Create a user to access the BCM REST API. Create user apiuser with password apiuserpassword with a read-only BCM profile:
cmsh -c "user; add apiuser; set password apiuserpassword; set profile readonly; commit"
Create a new file with the following values:
cat << EOF > grafana_infinity.yaml grafana: enabled: true plugins: - yesoreyeram-infinity-datasource additionalDataSources: - name: Infinity type: yesoreyeram-infinity-datasource access: proxy isDefault: false basicAuth: true basicAuthUser: apiuser jsonData: auth_method: 'basicAuth' allowedHosts: - https://master tlsSkipVerify: true timeoutInSeconds: 60 secureJsonData: basicAuthPassword: apiuserpassword EOF
Run the following command to apply the values:
helm upgrade kube-prometheus-stack prometheus-community/kube-prometheus-stack -n prometheus -f grafana_infinity.yaml --reuse-values
Note
Some dashboards currently assume that DGX compute tray hostnames follow a convention where the hostname begins with the rack location (e.g., b08-dgx01). If the customer environment uses a different naming scheme, the dashboards will need to be modified accordingly.
Download#
The dashboards are packaged as a Helm chart (.tgz file). Download the package appropriate to the customer account type:
Internal (NVIS / NVONLINE users)
Helm chart: https://apps.nvidia.com/pid/contentlibraries/detail?id=1137886
OEM Partners (via NVIDIA Partners Portal) 1137886
Note
OEMs must have an NVOnline account with Site Access. Contact the NVIDIA account team to set up an account if needed.
Installation#
Upload the .tgz file to the cluster head node.
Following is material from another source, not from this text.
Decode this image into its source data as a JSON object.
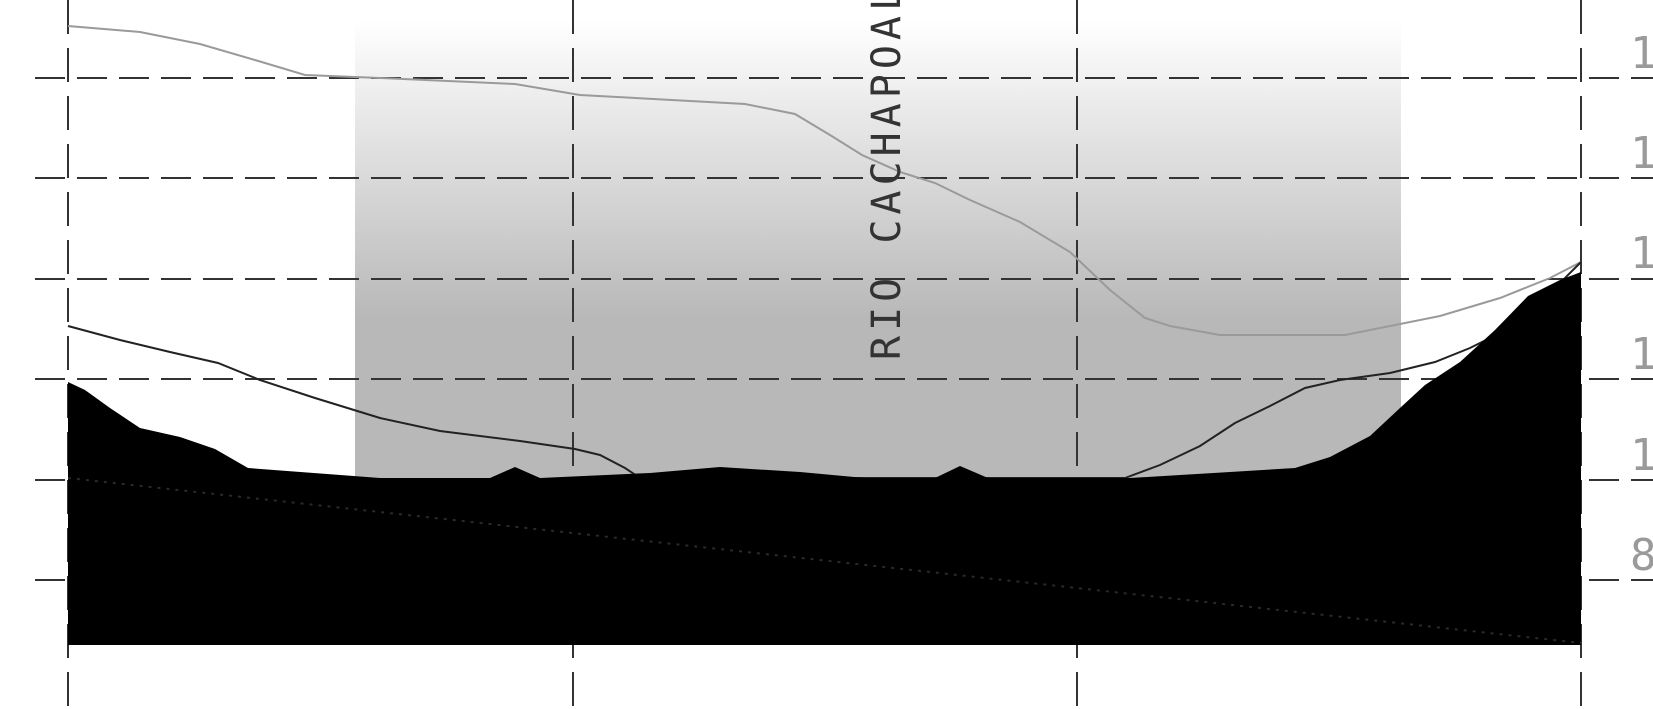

Update values to enable folders within Grafana:
helm upgrade -n prometheus kube-prometheus-stack prometheus-community/kube-prometheus-stack \ --reuse-values \ --set grafana.sidecar.dashboards.enabled=true \ --set grafana.sidecar.dashboards.provider.foldersFromFilesStructure=true
Run the following command (update the filename if needed):
helm upgrade --install -n prometheus nmc-dashboards nmc-grafana-dashboards-25.07.01.tgz
Accessing dashboards#
In a browser, open:
https://<headnode>/grafana
Login using default credentials:
Username: admin
Password: prom-operator
Navigate to Dashboards in the Grafana UI.
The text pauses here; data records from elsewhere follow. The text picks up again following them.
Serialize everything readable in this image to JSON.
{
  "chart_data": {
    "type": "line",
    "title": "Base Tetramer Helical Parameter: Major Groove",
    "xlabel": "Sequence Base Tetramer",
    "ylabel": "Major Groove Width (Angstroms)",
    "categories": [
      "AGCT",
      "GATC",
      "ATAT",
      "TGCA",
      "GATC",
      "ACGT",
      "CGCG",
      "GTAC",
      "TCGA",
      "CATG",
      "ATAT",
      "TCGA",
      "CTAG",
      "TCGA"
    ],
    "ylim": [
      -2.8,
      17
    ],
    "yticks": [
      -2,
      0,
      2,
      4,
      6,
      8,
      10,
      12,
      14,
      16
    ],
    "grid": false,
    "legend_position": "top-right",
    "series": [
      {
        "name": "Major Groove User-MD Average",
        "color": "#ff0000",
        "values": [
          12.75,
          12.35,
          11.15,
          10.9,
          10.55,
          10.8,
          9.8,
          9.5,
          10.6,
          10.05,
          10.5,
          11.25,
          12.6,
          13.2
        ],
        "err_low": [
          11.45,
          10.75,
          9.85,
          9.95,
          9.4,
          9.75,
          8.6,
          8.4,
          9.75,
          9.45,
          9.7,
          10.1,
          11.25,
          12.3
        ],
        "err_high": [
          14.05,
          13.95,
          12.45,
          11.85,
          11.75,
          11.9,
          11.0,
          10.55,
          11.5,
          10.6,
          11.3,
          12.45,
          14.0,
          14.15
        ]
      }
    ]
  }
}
A folder named !! NMC Dashboards, which contains dashboards covering various operational aspects of the cluster, will be present.
Customization and BMS integration#
The dashboards included in this Helm chart are provided as examples. They are fully functional out of the box but are intended to be customized to match the customer’s specific cluster environment.
One dashboard, BMS View of Cluster, is configured to use NVIDIA Cronus as the Building Management System (BMS) data source. It displays power, liquid cooling, environmental, and other facility-level metrics.
Most customers will need to:
Integrate their own BMS with NVIDIA BCM.
Update the dashboard’s data source and queries to reflect their own BMS setup.
These dashboards serve as a starting point for visualizing infrastructure telemetry. The customer is encouraged to modify or extend them based on the facility’s capabilities and telemetry available. In some dashboards we show what filtering by rack can look like, but you might need to customize the filters to fit your situation.